定年退職まであと数年の友人がいる。
彼は、熱心な平教員でありかつ真面目な組合員でもある。

最近、彼の口から「早くこの職をやめたい」という言葉をよく聞くようになった。
同じ道を歩んできた者として、この気持ちは実によくわかる。

若い時ならまだしも、定年まじかになって子どもたちのトラブルや親の苦情等に対応するのはかなり疲れる。
それだけなら仕事上のことだからと諦めもするが、圧倒的に増加した若い同僚即ち非組合員の中での仕事はより一層の疲労感が伴うにちがいない。

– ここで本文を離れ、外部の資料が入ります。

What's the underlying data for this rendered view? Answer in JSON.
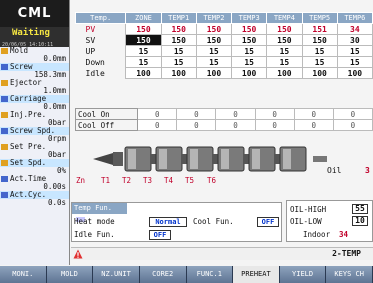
{
  "sidebar": {
    "logo": "CML",
    "status": "Waiting",
    "timestamp": "20/06/05 14:10:11",
    "items": [
      {
        "label": "Mold",
        "value": "0.0mm"
      },
      {
        "label": "Screw",
        "value": "158.3mm"
      },
      {
        "label": "Ejector",
        "value": "1.0mm"
      },
      {
        "label": "Carriage",
        "value": "0.0mm"
      },
      {
        "label": "Inj.Pre.",
        "value": "0bar"
      },
      {
        "label": "Screw Spd.",
        "value": "0rpm"
      },
      {
        "label": "Set Pre.",
        "value": "0bar"
      },
      {
        "label": "Set Spd.",
        "value": "0%"
      },
      {
        "label": "Act.Time",
        "value": "0.00s"
      },
      {
        "label": "Act.Cyc.",
        "value": "0.0s"
      }
    ]
  },
  "temp_table": {
    "headers": [
      "Temp.",
      "ZONE",
      "TEMP1",
      "TEMP2",
      "TEMP3",
      "TEMP4",
      "TEMP5",
      "TEMP6"
    ],
    "rows": [
      {
        "label": "PV",
        "values": [
          "150",
          "150",
          "150",
          "150",
          "150",
          "151",
          "34"
        ]
      },
      {
        "label": "SV",
        "values": [
          "150",
          "150",
          "150",
          "150",
          "150",
          "150",
          "30"
        ]
      },
      {
        "label": "UP",
        "values": [
          "15",
          "15",
          "15",
          "15",
          "15",
          "15",
          "15"
        ]
      },
      {
        "label": "Down",
        "values": [
          "15",
          "15",
          "15",
          "15",
          "15",
          "15",
          "15"
        ]
      },
      {
        "label": "Idle",
        "values": [
          "100",
          "100",
          "100",
          "100",
          "100",
          "100",
          "100"
        ]
      }
    ]
  },
  "cool_table": {
    "rows": [
      {
        "label": "Cool On",
        "values": [
          "0",
          "0",
          "0",
          "0",
          "0",
          "0"
        ]
      },
      {
        "label": "Cool Off",
        "values": [
          "0",
          "0",
          "0",
          "0",
          "0",
          "0"
        ]
      }
    ]
  },
  "barrel": {
    "zones": [
      "Zn",
      "T1",
      "T2",
      "T3",
      "T4",
      "T5",
      "T6"
    ],
    "oil_label": "Oil",
    "oil_value": "3"
  },
  "temp_fun": {
    "title": "Temp Fun.",
    "heat_mode_label": "Heat mode",
    "heat_mode_value": "Normal",
    "cool_fun_label": "Cool Fun.",
    "cool_fun_value": "OFF",
    "idle_fun_label": "Idle Fun.",
    "idle_fun_value": "OFF"
  },
  "oil_panel": {
    "high_label": "OIL-HIGH",
    "high_value": "55",
    "low_label": "OIL-LOW",
    "low_value": "10",
    "indoor_label": "Indoor",
    "indoor_value": "34"
  },
  "alarm": {
    "page": "2-TEMP"
  },
  "tabs": [
    "MONI.",
    "MOLD",
    "NZ.UNIT",
    "CORE2",
    "FUNC.1",
    "PREHEAT",
    "YIELD",
    "KEYS CH"
  ],
  "active_tab": "PREHEAT",
  "colors": {
    "header": "#8aa6c4",
    "pv": "#c0002a",
    "tabbar": "#6f86a3"
  }
}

管理職の思いを先取りするかのような若者の言動は、年配者からするとイライラさせられる。
彼らは自己防衛策としての従順さを示しているのだろうが、ただ威張りたいだけ或いはこれが信念だとばかり命令する馬鹿な管理職に素直に従う姿は自分が若い頃とはまるで異なる。

だから友人には言いたい。
「若い連中の手本になるような組合活動を校内でしてみたら・・・」と。
たしかに一人分会では、かつてのような圧力は容易にかけられないかもしれないが、一人でもできることはけっこうある。

例えば、条例に基いた勤務時間を遵守させることだ。

組合員「勤務時間前の登校指導を日直業務としてやるわけですね。」
校長「子どもたちのためにできればお願いしたい。」
組「重要なことならきちんと仕事として位置づけましょう。お願いなんて曖昧かつ情緒的なもので教育はできないでしょう!」
組「あくまでもお願いなら、やらなくてもいいわけですよね。」
長「では、仕事としてやってください。」
組「では、時間外勤務を認める限定4項目には該当しない勤務時間前の仕事ですから、これに従事した際は個別に勤務時間を運用してくださいね。」
長「ということは・・・?」
組「いいですか、本来なら校長はこのような勤務時間外の仕事は命じられないのですよ。」
組「それでも重要な仕事として職員に従事してもらいたいなら、条例に基いて休憩時間をその日のうちに取得しなければなりませんから、朝の15分間勤務は退勤前の15分勤務と相殺になりますね。」
長「つまり・・・」
組「そうです、3時45分に退勤ということになります。」
長「それでは困ります。」
組「それなら、条例に違反するような指示は職員に出さないでくださいね。いいですね。」
長「・・・・・」
組「ちなみに、勤務時間を定めた条例を遵守しない管理職は処分対象になることもおわかりですよね・・・・」

このようなやりとりは、普段は教職員の服務に関して口うるさく話す管理職にしてみれば「灯台下暗し」かもしれない。
私の体験からは、たいていの校長は「運用」という形で早帰りを認めてきた。
仮に実現できなくても、若い職員にあるべき姿を示すことになるのである。
これは、非常に大きな教育として彼らの心に残るに違いない。

退職を数年後に控えた組合員なら、もう何も怖いものなぞいないのだ。
まして若い管理職が増えている今日、彼らに対してもきっちり当たり前のことを教えておくことも大切なことかもしれない。
いずれにしても、「やめたい!」と思うなら、やめる前にやるべきことをやってからやめた方が後味が良い。